There’s an early scene in Brideshead Revisited where Charles Ryder, in the army during World War II, is looking at a much younger officer under him named Hooper, finding him a bit baffling and frightening. He tries substituting “Hooper” for the word “Youth” in various slogans and phrases to see if they still hold up – Hooper Hostels, the International Hooper Movement, etc., and finds it a pretty severe test. The equivalent, when you’re hearing about some new technique that could provide breakthroughs in human disease, is to wedge the word “Alzheimer’s” in there, and see if it still makes sense.
It’s a severe test as well. All sorts of genomic searches have been done with Alzheimer’s in mind, and (as far as I know) the main things that have been found are the various hideous mutations in amyloid processing that lead to early-onset disease (see the intro to this paper), and the connection with ApoE4 liproprotein. Neither of these explain the prevalence of Alzheimer’s in the general population; there is no genetic smoking gun for Alzheimer’s, because it would have been found by now. What you can get are some clues. The amyloid mutations are some of the strongest evidence for the whole amyloid hypothesis of the disease, but there’s still plenty of argument about how relevant these are to the regular form of it. Developing animal models of Alzheimer’s based on these mutations has been fraught with difficulty. And the ApoE4 correlation has led to a lot of hypotheses, some of which are difficult or impossible to put to the test, and others that remain unproven over twenty years after the initial discovery.

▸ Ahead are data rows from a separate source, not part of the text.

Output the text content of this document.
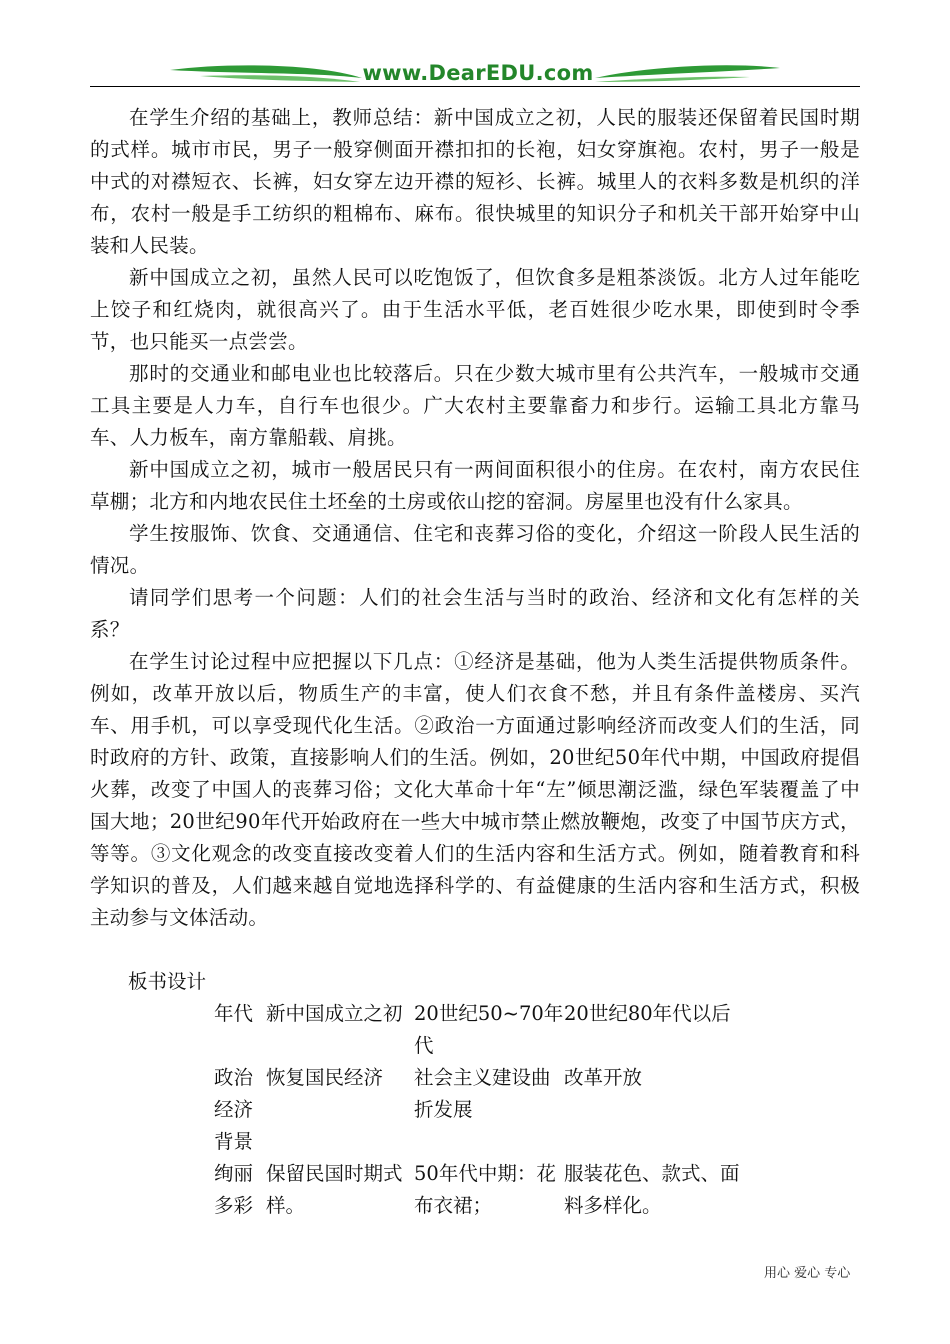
www.DearEDU.com

在学生介绍的基础上，教师总结：新中国成立之初，人民的服装还保留着民国时期的式样。城市市民，男子一般穿侧面开襟扣扣的长袍，妇女穿旗袍。农村，男子一般是中式的对襟短衣、长裤，妇女穿左边开襟的短衫、长裤。城里人的衣料多数是机织的洋布，农村一般是手工纺织的粗棉布、麻布。很快城里的知识分子和机关干部开始穿中山装和人民装。

新中国成立之初，虽然人民可以吃饱饭了，但饮食多是粗茶淡饭。北方人过年能吃上饺子和红烧肉，就很高兴了。由于生活水平低，老百姓很少吃水果，即使到时令季节，也只能买一点尝尝。

那时的交通业和邮电业也比较落后。只在少数大城市里有公共汽车，一般城市交通工具主要是人力车，自行车也很少。广大农村主要靠畜力和步行。运输工具北方靠马车、人力板车，南方靠船载、肩挑。

新中国成立之初，城市一般居民只有一两间面积很小的住房。在农村，南方农民住草棚；北方和内地农民住土坯垒的土房或依山挖的窑洞。房屋里也没有什么家具。

学生按服饰、饮食、交通通信、住宅和丧葬习俗的变化，介绍这一阶段人民生活的情况。

请同学们思考一个问题：人们的社会生活与当时的政治、经济和文化有怎样的关系？

在学生讨论过程中应把握以下几点：①经济是基础，他为人类生活提供物质条件。例如，改革开放以后，物质生产的丰富，使人们衣食不愁，并且有条件盖楼房、买汽车、用手机，可以享受现代化生活。②政治一方面通过影响经济而改变人们的生活，同时政府的方针、政策，直接影响人们的生活。例如，20世纪50年代中期，中国政府提倡火葬，改变了中国人的丧葬习俗；文化大革命十年“左”倾思潮泛滥，绿色军装覆盖了中国大地；20世纪90年代开始政府在一些大中城市禁止燃放鞭炮，改变了中国节庆方式，等等。③文化观念的改变直接改变着人们的生活内容和生活方式。例如，随着教育和科学知识的普及，人们越来越自觉地选择科学的、有益健康的生活内容和生活方式，积极主动参与文体活动。

板书设计
年代	新中国成立之初	20世纪50~70年代	20世纪80年代以后
政治经济背景	恢复国民经济	社会主义建设曲折发展	改革开放
绚丽多彩	保留民国时期式样。	50年代中期：花布衣裙；	服装花色、款式、面料多样化。
用心 爱心 专心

I’m sure that Eric Schadt and his people have a realistic picture of what they’re up to, but a lot of other people outside of biomedical research might read some of these Big Data articles and get the wrong idea. The point is that Big Data will only help you insofar as it leads to Big Understanding, and if you think the data collection and handling are a rate-limiting step, wait until you get to that one. I know it says that ye shall know the truth, and the truth shall make you free (a motto compelling enough that it’s in the lobby of the CIA’s headquarters), but in this kind of research, it’s more like ye shall sort of know parts of the truth, and they will confuse you thoroughly. It goes on that like for quite a while, usually. Big Data efforts will help, but they will not suddenly throw open the repair manual. There is no repair manual. It’s up to us to write it.